Fotografiar el otoño riojano es capturar el tiempo en su estado más puro. La luz de octubre, baja y templada, acaricia las hileras de cepas dibujando sombras largas que imitan las arrugas de las manos que las vendimiaron. Hay una mística especial en el instante en que la niebla matutina se enreda en los tejados de San Vicente de la Sonsierra o Briones, suspendida como un velo que separa la realidad de la leyenda. Es ahí, entre la bruma y los primeros rayos de sol, donde el contraste cromático se vuelve casi irreal: el verde que se resiste a morir, el amarillo que reclama su protagonismo y el rojo ardiente de las hojas que parece encender la tierra.
Cada disparo es un intento de retener una transición perfecta.
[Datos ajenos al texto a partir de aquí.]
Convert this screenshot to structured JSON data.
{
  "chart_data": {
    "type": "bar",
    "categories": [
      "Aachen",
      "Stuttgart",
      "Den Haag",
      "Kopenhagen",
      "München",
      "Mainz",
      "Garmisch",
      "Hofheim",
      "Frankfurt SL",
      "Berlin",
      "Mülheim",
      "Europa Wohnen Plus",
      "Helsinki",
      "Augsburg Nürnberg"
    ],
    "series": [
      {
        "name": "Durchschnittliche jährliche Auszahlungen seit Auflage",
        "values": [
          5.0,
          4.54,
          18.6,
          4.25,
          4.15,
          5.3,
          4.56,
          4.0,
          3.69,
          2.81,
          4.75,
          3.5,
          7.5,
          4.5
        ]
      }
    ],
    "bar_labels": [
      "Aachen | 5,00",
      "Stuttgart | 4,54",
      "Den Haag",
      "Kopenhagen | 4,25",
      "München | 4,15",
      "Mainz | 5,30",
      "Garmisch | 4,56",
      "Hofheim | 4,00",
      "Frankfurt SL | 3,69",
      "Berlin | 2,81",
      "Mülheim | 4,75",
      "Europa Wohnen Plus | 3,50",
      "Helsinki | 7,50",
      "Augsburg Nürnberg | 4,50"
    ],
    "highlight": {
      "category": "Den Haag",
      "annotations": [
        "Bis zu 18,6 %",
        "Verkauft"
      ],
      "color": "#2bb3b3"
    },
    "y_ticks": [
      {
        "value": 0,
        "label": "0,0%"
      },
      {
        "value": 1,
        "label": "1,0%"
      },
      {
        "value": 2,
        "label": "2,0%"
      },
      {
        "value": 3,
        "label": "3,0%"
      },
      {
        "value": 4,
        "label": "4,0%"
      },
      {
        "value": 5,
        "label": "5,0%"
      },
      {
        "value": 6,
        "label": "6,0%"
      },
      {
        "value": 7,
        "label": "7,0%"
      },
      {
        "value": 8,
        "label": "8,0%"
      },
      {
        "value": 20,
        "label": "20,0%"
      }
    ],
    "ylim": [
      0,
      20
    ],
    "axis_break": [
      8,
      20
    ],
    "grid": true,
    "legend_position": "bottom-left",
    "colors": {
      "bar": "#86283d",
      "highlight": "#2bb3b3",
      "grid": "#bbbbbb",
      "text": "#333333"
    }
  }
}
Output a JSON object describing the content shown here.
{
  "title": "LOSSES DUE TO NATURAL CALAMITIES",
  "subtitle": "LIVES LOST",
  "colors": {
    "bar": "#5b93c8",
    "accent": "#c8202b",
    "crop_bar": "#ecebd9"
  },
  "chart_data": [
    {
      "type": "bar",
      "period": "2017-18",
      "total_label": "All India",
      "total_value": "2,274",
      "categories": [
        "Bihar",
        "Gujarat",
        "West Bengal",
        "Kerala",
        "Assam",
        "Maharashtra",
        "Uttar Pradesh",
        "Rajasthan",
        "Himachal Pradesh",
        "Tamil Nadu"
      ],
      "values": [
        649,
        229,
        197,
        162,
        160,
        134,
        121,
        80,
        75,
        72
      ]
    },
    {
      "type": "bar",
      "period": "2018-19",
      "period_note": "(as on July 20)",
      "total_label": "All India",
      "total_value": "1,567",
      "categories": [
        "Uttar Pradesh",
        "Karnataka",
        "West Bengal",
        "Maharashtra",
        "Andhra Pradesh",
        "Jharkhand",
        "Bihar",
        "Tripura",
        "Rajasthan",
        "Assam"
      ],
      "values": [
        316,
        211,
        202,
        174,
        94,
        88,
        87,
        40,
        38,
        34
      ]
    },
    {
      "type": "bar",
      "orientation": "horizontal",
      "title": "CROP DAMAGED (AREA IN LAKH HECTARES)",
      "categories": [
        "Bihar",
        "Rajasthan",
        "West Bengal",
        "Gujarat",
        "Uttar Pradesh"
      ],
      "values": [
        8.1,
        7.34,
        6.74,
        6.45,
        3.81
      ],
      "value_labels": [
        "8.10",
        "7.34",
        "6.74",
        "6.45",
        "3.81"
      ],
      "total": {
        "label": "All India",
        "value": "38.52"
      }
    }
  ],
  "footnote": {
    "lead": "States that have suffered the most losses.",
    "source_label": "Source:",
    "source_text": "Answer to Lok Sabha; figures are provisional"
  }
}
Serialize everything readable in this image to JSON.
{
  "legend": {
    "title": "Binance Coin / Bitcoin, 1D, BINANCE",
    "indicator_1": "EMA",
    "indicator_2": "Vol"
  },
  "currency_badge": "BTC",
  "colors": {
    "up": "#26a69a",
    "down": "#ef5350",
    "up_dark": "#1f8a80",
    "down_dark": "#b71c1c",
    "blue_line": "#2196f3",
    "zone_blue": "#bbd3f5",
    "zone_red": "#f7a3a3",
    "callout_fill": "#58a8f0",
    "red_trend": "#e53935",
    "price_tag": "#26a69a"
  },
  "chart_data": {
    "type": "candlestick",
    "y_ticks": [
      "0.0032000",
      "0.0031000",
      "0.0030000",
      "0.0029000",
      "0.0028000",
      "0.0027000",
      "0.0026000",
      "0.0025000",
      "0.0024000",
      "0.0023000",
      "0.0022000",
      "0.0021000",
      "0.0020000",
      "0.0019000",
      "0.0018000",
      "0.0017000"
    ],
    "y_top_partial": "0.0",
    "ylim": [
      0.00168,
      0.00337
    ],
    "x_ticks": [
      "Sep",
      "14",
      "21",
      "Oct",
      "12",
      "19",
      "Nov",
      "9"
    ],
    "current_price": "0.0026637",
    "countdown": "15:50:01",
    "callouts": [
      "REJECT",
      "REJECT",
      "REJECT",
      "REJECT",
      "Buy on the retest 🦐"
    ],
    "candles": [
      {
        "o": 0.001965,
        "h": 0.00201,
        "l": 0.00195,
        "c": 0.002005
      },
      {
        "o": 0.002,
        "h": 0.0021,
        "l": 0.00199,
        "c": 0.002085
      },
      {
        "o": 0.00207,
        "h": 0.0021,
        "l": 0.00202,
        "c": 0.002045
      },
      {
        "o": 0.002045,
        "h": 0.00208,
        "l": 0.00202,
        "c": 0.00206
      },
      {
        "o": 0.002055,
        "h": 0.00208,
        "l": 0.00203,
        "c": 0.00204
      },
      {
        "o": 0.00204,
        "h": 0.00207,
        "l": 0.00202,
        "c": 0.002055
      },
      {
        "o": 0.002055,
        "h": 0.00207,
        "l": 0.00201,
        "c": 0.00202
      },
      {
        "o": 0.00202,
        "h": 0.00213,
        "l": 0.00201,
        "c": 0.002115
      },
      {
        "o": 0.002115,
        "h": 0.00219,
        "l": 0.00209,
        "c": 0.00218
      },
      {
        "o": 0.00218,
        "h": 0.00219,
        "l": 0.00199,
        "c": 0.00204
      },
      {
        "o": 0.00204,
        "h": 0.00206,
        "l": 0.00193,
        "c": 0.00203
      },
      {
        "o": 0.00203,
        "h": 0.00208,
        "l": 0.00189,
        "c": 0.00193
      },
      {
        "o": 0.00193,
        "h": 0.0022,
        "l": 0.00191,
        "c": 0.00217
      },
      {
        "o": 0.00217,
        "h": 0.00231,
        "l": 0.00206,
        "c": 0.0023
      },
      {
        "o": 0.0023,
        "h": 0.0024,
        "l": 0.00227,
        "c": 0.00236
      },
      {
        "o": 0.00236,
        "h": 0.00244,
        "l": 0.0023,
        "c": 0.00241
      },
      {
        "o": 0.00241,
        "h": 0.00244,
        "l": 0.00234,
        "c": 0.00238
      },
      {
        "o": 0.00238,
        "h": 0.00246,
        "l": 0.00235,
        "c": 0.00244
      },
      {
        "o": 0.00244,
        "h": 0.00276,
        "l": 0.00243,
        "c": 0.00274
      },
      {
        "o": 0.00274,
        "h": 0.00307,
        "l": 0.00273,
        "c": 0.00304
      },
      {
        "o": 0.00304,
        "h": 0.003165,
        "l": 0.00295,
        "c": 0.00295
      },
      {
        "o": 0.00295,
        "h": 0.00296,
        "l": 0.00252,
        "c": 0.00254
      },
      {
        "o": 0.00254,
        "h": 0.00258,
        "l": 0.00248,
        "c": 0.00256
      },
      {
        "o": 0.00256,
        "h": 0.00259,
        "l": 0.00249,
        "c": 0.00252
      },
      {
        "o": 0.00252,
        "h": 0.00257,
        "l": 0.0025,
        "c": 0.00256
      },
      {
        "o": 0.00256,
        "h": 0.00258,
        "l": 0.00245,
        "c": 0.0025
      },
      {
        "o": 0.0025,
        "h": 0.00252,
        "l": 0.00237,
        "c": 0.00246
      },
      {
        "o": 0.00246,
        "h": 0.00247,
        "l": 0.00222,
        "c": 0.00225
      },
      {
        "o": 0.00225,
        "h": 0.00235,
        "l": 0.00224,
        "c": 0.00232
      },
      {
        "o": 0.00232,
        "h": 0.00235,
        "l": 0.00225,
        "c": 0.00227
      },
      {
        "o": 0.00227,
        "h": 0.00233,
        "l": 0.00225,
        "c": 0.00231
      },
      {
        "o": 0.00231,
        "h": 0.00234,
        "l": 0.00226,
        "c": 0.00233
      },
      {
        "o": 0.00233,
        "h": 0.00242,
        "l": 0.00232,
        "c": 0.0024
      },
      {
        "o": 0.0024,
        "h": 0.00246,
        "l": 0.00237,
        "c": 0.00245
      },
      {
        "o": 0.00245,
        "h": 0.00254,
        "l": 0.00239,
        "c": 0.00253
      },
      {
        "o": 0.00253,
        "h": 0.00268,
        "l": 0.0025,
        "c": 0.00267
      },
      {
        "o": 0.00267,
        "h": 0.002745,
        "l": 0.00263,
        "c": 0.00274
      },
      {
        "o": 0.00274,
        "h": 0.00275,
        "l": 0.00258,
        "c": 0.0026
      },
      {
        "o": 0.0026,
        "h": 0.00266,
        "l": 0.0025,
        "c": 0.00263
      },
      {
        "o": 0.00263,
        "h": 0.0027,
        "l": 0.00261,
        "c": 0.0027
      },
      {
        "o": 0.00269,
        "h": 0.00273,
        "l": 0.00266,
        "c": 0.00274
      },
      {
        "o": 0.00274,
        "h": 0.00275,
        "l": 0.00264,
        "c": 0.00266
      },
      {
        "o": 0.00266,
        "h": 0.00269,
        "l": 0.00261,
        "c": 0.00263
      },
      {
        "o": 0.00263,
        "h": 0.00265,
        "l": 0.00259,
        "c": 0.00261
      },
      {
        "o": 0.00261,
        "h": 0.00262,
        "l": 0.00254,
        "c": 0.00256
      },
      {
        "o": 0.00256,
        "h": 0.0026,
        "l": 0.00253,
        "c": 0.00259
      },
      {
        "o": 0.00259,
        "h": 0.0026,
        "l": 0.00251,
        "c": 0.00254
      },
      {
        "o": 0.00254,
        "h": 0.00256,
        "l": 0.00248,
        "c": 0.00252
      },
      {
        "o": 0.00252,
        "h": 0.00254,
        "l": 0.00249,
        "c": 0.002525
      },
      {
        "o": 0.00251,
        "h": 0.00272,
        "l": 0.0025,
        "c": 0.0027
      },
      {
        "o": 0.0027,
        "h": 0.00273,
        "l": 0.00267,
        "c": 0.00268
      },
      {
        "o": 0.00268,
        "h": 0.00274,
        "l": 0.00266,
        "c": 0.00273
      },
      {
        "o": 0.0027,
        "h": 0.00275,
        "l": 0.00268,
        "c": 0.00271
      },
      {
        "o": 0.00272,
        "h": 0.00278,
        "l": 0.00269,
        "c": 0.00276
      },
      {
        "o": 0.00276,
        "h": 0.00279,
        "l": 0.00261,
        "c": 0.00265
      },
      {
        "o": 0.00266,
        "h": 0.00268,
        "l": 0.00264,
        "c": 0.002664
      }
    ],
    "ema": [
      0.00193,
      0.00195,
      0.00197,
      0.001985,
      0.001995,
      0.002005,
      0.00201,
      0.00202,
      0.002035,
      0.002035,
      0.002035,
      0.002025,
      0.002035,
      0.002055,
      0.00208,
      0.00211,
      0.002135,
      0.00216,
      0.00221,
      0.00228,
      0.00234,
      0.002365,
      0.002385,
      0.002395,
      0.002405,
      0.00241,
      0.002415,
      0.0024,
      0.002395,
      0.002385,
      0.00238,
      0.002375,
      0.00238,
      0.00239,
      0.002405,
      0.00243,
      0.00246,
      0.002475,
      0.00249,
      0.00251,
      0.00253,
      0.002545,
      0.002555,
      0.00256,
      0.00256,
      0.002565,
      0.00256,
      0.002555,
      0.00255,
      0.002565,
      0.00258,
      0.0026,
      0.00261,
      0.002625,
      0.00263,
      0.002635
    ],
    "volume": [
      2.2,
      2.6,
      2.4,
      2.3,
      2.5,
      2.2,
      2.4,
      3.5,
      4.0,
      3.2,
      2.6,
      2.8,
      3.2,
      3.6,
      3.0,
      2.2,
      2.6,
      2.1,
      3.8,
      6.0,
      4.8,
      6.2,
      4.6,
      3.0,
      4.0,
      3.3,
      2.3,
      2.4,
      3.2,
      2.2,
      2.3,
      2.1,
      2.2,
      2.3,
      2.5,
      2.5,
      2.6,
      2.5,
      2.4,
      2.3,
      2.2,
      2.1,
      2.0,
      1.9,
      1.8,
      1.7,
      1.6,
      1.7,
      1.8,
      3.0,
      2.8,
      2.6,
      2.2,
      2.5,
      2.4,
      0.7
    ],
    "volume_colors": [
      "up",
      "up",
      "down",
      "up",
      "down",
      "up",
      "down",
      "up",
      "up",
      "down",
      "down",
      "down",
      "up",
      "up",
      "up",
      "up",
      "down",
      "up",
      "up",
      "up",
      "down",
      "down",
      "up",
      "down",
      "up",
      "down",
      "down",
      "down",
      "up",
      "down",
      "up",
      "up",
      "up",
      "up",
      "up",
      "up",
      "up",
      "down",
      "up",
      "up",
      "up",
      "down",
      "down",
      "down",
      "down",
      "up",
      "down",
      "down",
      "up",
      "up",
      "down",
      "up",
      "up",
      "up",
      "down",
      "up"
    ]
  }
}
En los valles del Oja y del Najerilla, las hojas de los bosques caen en un baile silencioso, alfombrando senderos que invitan a perderse. El fotógrafo no busca aquí la nitidez absoluta, sino la atmósfera. Busca el crujido bajo los pies, el olor a tierra mojada y a mosto que parece impregnar el grano de la imagen, el reflejo de los chopos dorados duplicándose en las aguas tranquilas del Ebro.
La Rioja es Tierra de Vinos y el mejor jardín de Baco.